Before I became a runner, my one true love was baseball. It was always there for me (well from April through October). The sport also brought my dad and I closer together with our weekly sessions of catch in the backyard. While baseball is not at that point anymore for me (mainly due to the fact that the games are becoming increasingly long), I still try to pay attention as much as I can to the players and their storylines and stats.

As we have seen in my blog thus far, I talk quite frequently about American Indians in sports. Although I try to make mention of it, the fact is there still are not that many in professional sports at the present time. Returning to baseball, there are three American Indian ballplayers in the majors. Three people out of the 30 25-man rosters. Yet, two are at the very forefront of the news because they play for the two premier teams in the Majors and they are on opposite sides of the field. There is Jacoby Ellsbury of the Boston Red Sox, a Navajo from Oregon and Joba Chamberlain of the New York Yankees, born on the Winnebago Resevation in Lincoln, Nebraska.

Joba Chamberlain

Jacoby Ellsbury

Like I said, these two are starting players on two of the premier teams so when they face off, which occasionally happens, it marks one of the only times where an American Indian pitcher and hitter face each other in the Majors in the history of baseball. Besides these two, there is also Kyle Lohse of the St. Louis Cardinals. He broke in to the Majors in 2001, yet does not really attract any attention to himself. All of these guys chalk up their attitudes and work habits to how they were brought up in their heritage.
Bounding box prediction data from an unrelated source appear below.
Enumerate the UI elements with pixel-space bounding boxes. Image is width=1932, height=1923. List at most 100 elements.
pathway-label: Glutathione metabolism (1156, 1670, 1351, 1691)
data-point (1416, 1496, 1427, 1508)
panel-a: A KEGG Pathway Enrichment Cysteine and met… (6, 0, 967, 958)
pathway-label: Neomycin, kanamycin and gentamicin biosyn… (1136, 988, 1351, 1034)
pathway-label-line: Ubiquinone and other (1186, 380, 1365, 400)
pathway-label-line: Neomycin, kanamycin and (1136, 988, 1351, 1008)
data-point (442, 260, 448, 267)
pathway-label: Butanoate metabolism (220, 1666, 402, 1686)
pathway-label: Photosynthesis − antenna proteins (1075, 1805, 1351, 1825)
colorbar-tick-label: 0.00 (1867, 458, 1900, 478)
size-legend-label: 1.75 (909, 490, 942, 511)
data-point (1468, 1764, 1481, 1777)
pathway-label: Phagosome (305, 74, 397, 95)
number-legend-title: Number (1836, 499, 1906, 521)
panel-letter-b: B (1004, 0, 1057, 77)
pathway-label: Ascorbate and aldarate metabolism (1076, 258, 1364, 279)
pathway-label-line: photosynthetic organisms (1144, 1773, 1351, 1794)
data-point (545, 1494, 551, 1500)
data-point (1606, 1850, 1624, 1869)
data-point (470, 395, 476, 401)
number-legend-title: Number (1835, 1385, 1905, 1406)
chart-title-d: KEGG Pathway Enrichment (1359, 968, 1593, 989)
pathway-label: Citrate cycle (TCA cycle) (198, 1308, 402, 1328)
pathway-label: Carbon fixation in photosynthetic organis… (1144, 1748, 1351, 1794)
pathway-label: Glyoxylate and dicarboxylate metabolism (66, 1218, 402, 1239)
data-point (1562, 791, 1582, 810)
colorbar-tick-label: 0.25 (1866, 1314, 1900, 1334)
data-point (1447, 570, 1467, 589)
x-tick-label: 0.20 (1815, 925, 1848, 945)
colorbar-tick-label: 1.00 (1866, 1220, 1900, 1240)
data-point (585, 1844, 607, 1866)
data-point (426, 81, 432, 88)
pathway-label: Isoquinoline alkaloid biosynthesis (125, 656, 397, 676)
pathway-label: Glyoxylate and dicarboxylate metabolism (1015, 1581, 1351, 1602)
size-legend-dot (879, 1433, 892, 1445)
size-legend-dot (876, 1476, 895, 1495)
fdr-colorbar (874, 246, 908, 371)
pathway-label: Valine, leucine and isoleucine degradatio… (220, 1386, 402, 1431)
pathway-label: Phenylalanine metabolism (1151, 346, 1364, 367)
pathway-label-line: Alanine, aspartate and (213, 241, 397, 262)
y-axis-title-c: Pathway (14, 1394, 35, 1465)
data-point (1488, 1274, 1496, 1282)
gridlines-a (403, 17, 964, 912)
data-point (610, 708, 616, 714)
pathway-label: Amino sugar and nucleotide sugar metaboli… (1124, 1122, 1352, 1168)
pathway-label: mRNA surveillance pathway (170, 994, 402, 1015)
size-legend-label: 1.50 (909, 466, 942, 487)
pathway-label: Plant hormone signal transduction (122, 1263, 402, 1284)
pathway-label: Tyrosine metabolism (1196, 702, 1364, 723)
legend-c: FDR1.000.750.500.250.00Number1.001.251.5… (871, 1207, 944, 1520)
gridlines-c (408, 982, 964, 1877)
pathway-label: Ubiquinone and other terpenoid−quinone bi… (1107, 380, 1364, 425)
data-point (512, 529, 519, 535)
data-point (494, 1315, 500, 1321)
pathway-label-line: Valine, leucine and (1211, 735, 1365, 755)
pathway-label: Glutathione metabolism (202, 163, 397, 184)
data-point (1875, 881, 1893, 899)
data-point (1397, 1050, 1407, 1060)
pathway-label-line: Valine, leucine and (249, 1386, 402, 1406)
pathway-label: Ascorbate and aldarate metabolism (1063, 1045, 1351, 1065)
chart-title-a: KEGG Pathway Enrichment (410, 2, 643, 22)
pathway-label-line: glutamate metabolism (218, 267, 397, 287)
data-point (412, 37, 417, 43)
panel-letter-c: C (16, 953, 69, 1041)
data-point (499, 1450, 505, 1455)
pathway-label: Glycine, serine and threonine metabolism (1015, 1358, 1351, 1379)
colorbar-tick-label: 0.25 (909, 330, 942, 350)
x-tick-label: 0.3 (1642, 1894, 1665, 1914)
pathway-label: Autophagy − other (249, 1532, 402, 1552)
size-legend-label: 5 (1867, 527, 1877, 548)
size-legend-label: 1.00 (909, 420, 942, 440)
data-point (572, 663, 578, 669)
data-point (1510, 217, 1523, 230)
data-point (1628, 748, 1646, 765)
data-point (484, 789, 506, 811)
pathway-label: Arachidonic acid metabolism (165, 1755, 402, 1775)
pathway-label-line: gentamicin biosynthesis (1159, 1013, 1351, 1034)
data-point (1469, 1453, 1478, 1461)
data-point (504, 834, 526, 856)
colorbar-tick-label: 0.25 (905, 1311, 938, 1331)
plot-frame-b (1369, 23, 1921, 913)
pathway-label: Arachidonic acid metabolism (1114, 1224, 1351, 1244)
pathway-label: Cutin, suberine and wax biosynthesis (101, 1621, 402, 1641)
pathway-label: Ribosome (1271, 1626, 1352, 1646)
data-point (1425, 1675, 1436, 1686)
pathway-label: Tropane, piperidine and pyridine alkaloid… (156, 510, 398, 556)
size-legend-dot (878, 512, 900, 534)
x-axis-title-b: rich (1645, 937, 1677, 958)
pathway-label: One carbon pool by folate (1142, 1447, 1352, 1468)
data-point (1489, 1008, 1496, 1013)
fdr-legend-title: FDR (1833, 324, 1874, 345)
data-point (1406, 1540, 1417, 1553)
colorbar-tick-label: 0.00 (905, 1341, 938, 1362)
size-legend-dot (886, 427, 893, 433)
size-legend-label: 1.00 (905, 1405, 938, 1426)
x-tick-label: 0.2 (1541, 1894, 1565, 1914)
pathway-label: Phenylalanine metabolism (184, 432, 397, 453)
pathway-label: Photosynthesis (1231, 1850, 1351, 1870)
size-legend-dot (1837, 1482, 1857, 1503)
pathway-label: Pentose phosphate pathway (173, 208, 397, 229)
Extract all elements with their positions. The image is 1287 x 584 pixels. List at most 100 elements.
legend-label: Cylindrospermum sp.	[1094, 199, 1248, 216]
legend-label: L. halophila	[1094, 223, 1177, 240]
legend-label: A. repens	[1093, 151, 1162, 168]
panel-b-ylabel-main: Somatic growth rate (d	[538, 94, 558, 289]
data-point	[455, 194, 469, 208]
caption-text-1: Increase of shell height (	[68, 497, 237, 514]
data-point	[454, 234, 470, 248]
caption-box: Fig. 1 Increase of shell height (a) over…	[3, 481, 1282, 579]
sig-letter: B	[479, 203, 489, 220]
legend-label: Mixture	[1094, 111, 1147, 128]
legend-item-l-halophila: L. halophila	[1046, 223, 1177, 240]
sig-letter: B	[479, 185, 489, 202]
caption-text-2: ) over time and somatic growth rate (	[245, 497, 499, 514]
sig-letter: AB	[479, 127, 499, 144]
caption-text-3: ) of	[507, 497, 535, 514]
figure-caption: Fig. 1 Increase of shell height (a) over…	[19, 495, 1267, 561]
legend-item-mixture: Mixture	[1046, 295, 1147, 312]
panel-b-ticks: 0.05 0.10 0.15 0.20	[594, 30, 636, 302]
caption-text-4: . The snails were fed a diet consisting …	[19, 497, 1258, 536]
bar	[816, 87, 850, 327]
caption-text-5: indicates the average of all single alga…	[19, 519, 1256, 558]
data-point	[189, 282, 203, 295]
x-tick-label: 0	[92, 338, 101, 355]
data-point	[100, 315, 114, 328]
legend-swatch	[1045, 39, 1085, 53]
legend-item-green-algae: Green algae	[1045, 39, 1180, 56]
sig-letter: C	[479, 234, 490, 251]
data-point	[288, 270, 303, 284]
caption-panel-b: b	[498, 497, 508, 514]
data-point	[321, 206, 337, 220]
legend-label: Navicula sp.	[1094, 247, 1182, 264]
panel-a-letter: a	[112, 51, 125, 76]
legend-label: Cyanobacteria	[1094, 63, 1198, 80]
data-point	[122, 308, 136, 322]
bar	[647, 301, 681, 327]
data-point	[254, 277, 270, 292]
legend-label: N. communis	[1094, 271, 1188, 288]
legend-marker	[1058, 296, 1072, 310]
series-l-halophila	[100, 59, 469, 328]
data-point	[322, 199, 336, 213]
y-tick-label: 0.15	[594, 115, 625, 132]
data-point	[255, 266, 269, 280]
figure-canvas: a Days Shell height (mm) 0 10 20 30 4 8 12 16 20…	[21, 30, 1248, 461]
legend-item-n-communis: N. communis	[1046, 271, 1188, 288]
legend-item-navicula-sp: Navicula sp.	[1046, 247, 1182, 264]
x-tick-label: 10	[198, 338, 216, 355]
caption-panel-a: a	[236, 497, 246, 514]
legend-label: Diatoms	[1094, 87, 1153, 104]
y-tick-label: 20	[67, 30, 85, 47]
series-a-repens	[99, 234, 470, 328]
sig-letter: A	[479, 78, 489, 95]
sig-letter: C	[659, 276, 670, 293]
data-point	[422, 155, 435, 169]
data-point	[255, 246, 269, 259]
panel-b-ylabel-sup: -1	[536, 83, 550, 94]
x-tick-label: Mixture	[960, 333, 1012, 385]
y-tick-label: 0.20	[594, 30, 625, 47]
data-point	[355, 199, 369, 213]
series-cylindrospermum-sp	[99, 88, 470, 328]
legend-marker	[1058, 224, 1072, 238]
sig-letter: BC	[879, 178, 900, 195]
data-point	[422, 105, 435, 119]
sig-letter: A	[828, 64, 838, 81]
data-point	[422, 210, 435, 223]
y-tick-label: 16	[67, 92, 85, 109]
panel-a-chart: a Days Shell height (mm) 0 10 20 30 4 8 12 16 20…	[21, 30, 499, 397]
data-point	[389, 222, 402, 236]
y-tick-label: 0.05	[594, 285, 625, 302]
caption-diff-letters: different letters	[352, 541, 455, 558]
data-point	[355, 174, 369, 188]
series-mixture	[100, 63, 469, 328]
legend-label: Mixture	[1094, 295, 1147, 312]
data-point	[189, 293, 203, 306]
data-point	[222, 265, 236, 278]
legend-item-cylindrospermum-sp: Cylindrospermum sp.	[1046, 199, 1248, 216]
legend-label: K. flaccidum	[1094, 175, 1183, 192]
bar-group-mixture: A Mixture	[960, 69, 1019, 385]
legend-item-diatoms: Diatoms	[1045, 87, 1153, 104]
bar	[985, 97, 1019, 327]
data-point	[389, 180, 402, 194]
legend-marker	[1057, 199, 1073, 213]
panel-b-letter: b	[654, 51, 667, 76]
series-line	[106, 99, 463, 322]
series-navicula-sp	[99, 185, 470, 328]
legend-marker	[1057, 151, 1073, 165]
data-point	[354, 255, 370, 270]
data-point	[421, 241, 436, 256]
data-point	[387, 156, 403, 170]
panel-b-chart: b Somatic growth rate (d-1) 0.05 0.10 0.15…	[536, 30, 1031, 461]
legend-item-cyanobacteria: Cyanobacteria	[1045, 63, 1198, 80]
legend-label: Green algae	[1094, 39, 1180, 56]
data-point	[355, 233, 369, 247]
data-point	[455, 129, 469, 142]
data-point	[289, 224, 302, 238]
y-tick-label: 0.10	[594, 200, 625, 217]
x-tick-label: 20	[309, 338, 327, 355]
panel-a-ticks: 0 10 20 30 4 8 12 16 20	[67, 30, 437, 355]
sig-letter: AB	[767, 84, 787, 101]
It is hard to go back in time and really find other American Indians who have played in the Majors over the last century. Everyone knows Jim Thorpe, voted the greatest athlete of the first half of the twentieth century. There was also Charles Albert Bender, a Chippewa, and John Tortes Meyer, from the Cahuilla band of Mission Indians. Interestingly, but not surprisingly, both their nicknames were Chief. I think this is where the correlation to our studies comes about. Like I said, the nicknames were not surprises, more just characterizations of the stereotypes that persisted. It seems as though from the nickname, they were known more for their heritage than their talents. Luckily, in this day and age, Ellsbury, Chamberlain, and Lohse do not go by the nickname. While they use their heritage as a means to be role models to younger American Indians, they can rise above the stereotypes based on their talents and hard work.